Она воссела в золоченое кресло под балдахином. Графиня Аргайл и Мэри Ливингстон красиво уложили шлейф ее мантии, так что он свешивался с возвышения, на котором она сидела, затем отошли в сторону и присоединились к остальным придворным. Дарнли уселся рядом с нею на такое же великолепное кресло, но, разумеется, без королевского балдахина. Вид у него был надутый.
Давид Риччо, недавно назначенный французский секретарь королевы, принес маленький золоченый столик и поставил его на край помоста, прямо перед королевой. Ее окружали члены ее совета – Морэй, Роутс, Мэйтленд и остальные. Присутствовал здесь и английский посол, мастер Трокмортон, вместе со своим агентом, мастером Томасом Рэндольфом. Месье де Кастельно в одиночестве стоял на другой стороне помоста.
– Мы готовы принять просительницу, – произнесла королева.
Трубачи и волынщики сыграли еще одну фанфару. Я выступила вперед, Нико зашагал рядом.
Да, Нико был подле меня. После его первого визита мы с ним разговаривали каждый день, и мало-помалу я излечилась от своей горечи и недоверия. Но мы еще не стали любовниками, во всяком случае, пока, хотя тетушка Мар невозмутимо продолжала свою переписку о получении для нас разрешения на родственный брак.
Сегодня Нико был одет в черный бархатный камзол, короткие, до колен штаны и чулки, расшитые серебром, но скромные по сравнению с нарядами, которые он носил, будучи придворным. Я также облачилась в черный бархат с узким белым кружевным гофрированным воротником на вороте-стойке и длинными верхними рукавами, прикрепленными к корсажу изумрудными застежками, так что видны были нижние рукава, из сине-зеленого шелка. Мои волосы покрывала украшенная драгоценными камнями сетка и расшитая жемчугом бархатная шапочка.
Все на мне было новым и свежим – от нижней сорочки до батистового покрывала, но за одним исключением. Вокруг моей шеи, ярко выделяясь на черном фоне, блестело ожерелье моей матушки из оправленной в золото бирюзы.
В руках я держала серебряный ларец, принадлежавший когда-то Марии де Гиз.
Свет сотен свечей отражался от его выпуклой, покрытой чеканкой крышки и от изображающих сцены охоты барельефов на его четырех боках. Кроме ларца я несла еще цветок – желтый петуший гребень, один-единственный длинный, покрытый черно-фиолетовыми крапинками стебель с длинными, зазубренными листьями и кистью желтых бутонов на конце. Бутоны только-только начали раскрываться – лорд Дарнли еще не обрел над королевой полную власть. Я не знала, удастся ли мне убедить ее отвергнуть его сейчас, пока его влияние еще не расцвело, но я должна была попытаться.

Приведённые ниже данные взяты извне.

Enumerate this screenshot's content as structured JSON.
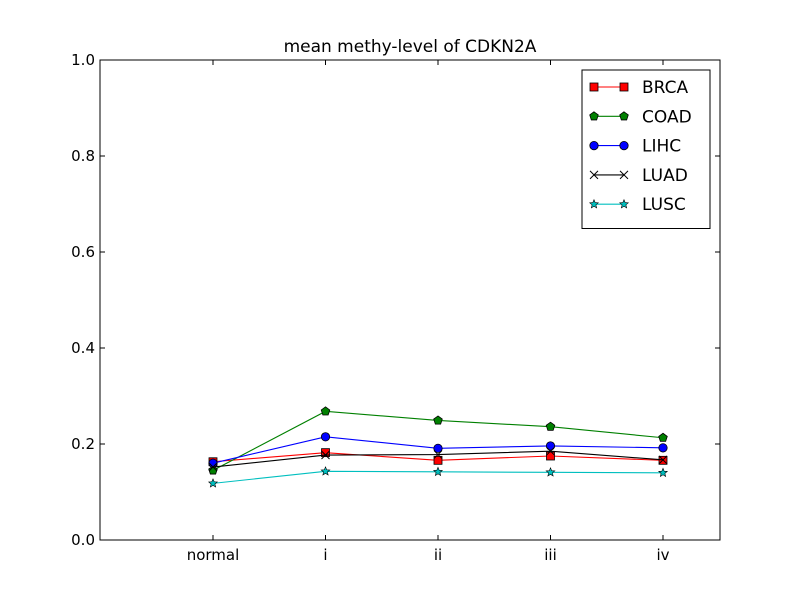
{
  "chart_data": {
    "type": "line",
    "title": "mean methy-level of CDKN2A",
    "xlabel": "",
    "ylabel": "",
    "categories": [
      "normal",
      "i",
      "ii",
      "iii",
      "iv"
    ],
    "ylim": [
      0.0,
      1.0
    ],
    "yticks": [
      "0.0",
      "0.2",
      "0.4",
      "0.6",
      "0.8",
      "1.0"
    ],
    "grid": false,
    "legend_position": "top-right",
    "series": [
      {
        "name": "BRCA",
        "color": "#ff0000",
        "marker": "square",
        "values": [
          0.163,
          0.182,
          0.166,
          0.175,
          0.166
        ]
      },
      {
        "name": "COAD",
        "color": "#008000",
        "marker": "pentagon",
        "values": [
          0.145,
          0.268,
          0.249,
          0.236,
          0.213
        ]
      },
      {
        "name": "LIHC",
        "color": "#0000ff",
        "marker": "circle",
        "values": [
          0.16,
          0.215,
          0.191,
          0.196,
          0.192
        ]
      },
      {
        "name": "LUAD",
        "color": "#000000",
        "marker": "x",
        "values": [
          0.152,
          0.177,
          0.178,
          0.185,
          0.167
        ]
      },
      {
        "name": "LUSC",
        "color": "#00bfbf",
        "marker": "star",
        "values": [
          0.118,
          0.143,
          0.142,
          0.141,
          0.14
        ]
      }
    ]
  }
}
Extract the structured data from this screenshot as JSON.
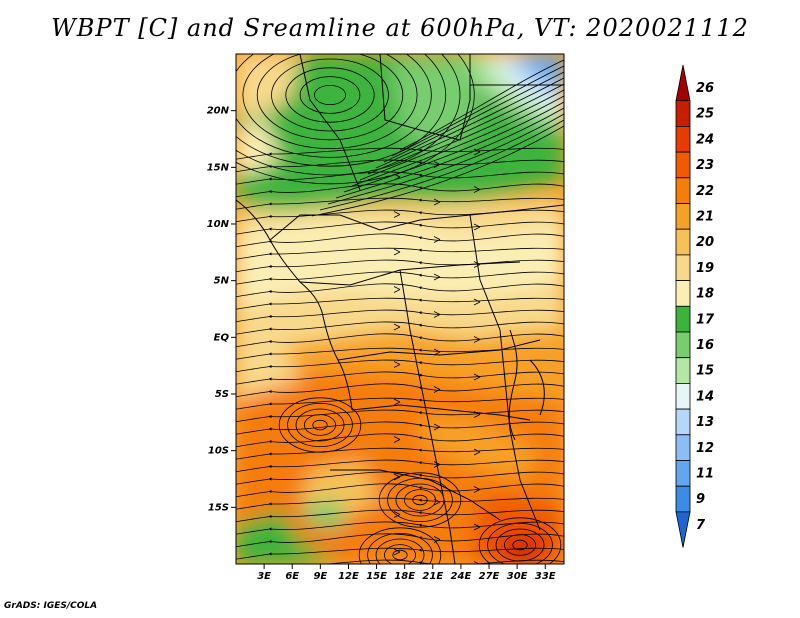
{
  "title": "WBPT [C] and Sreamline at 600hPa, VT: 2020021112",
  "credit": "GrADS: IGES/COLA",
  "map": {
    "lon_range": [
      0,
      35
    ],
    "lat_range": [
      -20,
      25
    ],
    "lat_ticks": [
      {
        "value": 20,
        "label": "20N"
      },
      {
        "value": 15,
        "label": "15N"
      },
      {
        "value": 10,
        "label": "10N"
      },
      {
        "value": 5,
        "label": "5N"
      },
      {
        "value": 0,
        "label": "EQ"
      },
      {
        "value": -5,
        "label": "5S"
      },
      {
        "value": -10,
        "label": "10S"
      },
      {
        "value": -15,
        "label": "15S"
      }
    ],
    "lon_ticks": [
      {
        "value": 3,
        "label": "3E"
      },
      {
        "value": 6,
        "label": "6E"
      },
      {
        "value": 9,
        "label": "9E"
      },
      {
        "value": 12,
        "label": "12E"
      },
      {
        "value": 15,
        "label": "15E"
      },
      {
        "value": 18,
        "label": "18E"
      },
      {
        "value": 21,
        "label": "21E"
      },
      {
        "value": 24,
        "label": "24E"
      },
      {
        "value": 27,
        "label": "27E"
      },
      {
        "value": 30,
        "label": "30E"
      },
      {
        "value": 33,
        "label": "33E"
      }
    ]
  },
  "colorbar": {
    "labels": [
      "26",
      "25",
      "24",
      "23",
      "22",
      "21",
      "20",
      "19",
      "18",
      "17",
      "16",
      "15",
      "14",
      "13",
      "12",
      "11",
      "9",
      "7"
    ],
    "colors": [
      "#a50000",
      "#c81e00",
      "#e63c00",
      "#f05a00",
      "#f57d0a",
      "#f7a028",
      "#f5c25a",
      "#f8d98c",
      "#fbeeb4",
      "#3cb43c",
      "#78cd6e",
      "#b4e6a5",
      "#e6f5f5",
      "#b4d7fa",
      "#8cbef5",
      "#64a5f0",
      "#3c8ce6",
      "#1e64d2"
    ]
  },
  "chart_data": {
    "type": "heatmap",
    "title": "WBPT [C] and Sreamline at 600hPa, VT: 2020021112",
    "variable": "wet-bulb potential temperature (C) with streamlines",
    "level": "600hPa",
    "valid_time": "2020021112",
    "x_range_deg_east": [
      0,
      35
    ],
    "y_range_deg_north": [
      -20,
      25
    ],
    "color_levels": [
      7,
      9,
      11,
      12,
      13,
      14,
      15,
      16,
      17,
      18,
      19,
      20,
      21,
      22,
      23,
      24,
      25,
      26
    ],
    "regions": [
      {
        "area": "northern band 10N-25N, west and center",
        "wbpt_range": [
          16,
          18
        ]
      },
      {
        "area": "north-east corner near 20N-25N, 28E-35E",
        "wbpt_range": [
          12,
          15
        ]
      },
      {
        "area": "equatorial belt 10N-5S",
        "wbpt_range": [
          18,
          21
        ]
      },
      {
        "area": "southern interior 5S-20S",
        "wbpt_range": [
          20,
          22
        ]
      },
      {
        "area": "south-east maximum near 18S-20S, 30E",
        "wbpt_range": [
          23,
          26
        ]
      },
      {
        "area": "south-west coast near 15S-20S, 0E-5E",
        "wbpt_range": [
          17,
          18
        ]
      }
    ]
  }
}
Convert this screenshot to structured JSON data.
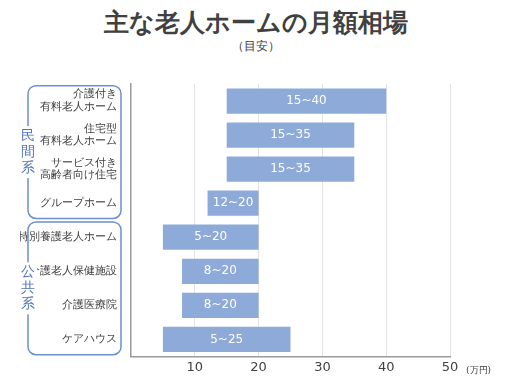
{
  "chart_data": {
    "type": "bar",
    "orientation": "horizontal",
    "title": "主な老人ホームの月額相場",
    "subtitle": "（目安）",
    "x_label": "(万円)",
    "categories": [
      "介護付き\n有料老人ホーム",
      "住宅型\n有料老人ホーム",
      "サービス付き\n高齢者向け住宅",
      "グループホーム",
      "特別養護老人ホーム",
      "介護老人保健施設",
      "介護医療院",
      "ケアハウス"
    ],
    "values": [
      [
        15,
        40
      ],
      [
        15,
        35
      ],
      [
        15,
        35
      ],
      [
        12,
        20
      ],
      [
        5,
        20
      ],
      [
        8,
        20
      ],
      [
        8,
        20
      ],
      [
        5,
        25
      ]
    ],
    "value_labels": [
      "15~40",
      "15~35",
      "15~35",
      "12~20",
      "5~20",
      "8~20",
      "8~20",
      "5~25"
    ],
    "data_labels": true,
    "groups": [
      {
        "name": "民間系",
        "categories": [
          "介護付き\n有料老人ホーム",
          "住宅型\n有料老人ホーム",
          "サービス付き\n高齢者向け住宅",
          "グループホーム"
        ]
      },
      {
        "name": "公共系",
        "categories": [
          "特別養護老人ホーム",
          "介護老人保健施設",
          "介護医療院",
          "ケアハウス"
        ]
      }
    ],
    "color": "#8eaad9",
    "xlim": [
      0,
      50
    ],
    "xticks": [
      10,
      20,
      30,
      40,
      50
    ],
    "grid": true,
    "legend": "none"
  }
}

Пройдя половину расстояния до возвышения, на котором они сидели, я увидела, как он наклонился и прошептал ей что-то на ухо. Его руки дрожали – он боялся. Вот и хорошо. Так ему и надо.
Дойдя до помоста, я слегка согнула колени, словно приседая в одном из танцевальных па. Поскольку в руках у меня был тяжелый ларец, я не могла исполнить настоящий низкий придворный реверанс. Идущий рядом со мною Нико тоже остановился и отвесил церемонный поклон.
– Марианетта, – сказала королева и кивнула мне. Потом перевела глаза на Нико, и ее взгляд потеплел. При виде его она всегда будет испытывать нежность – внешне они были так похожи, что, видя его, она наверняка видела себя. – Mon cousin, – произнесла она.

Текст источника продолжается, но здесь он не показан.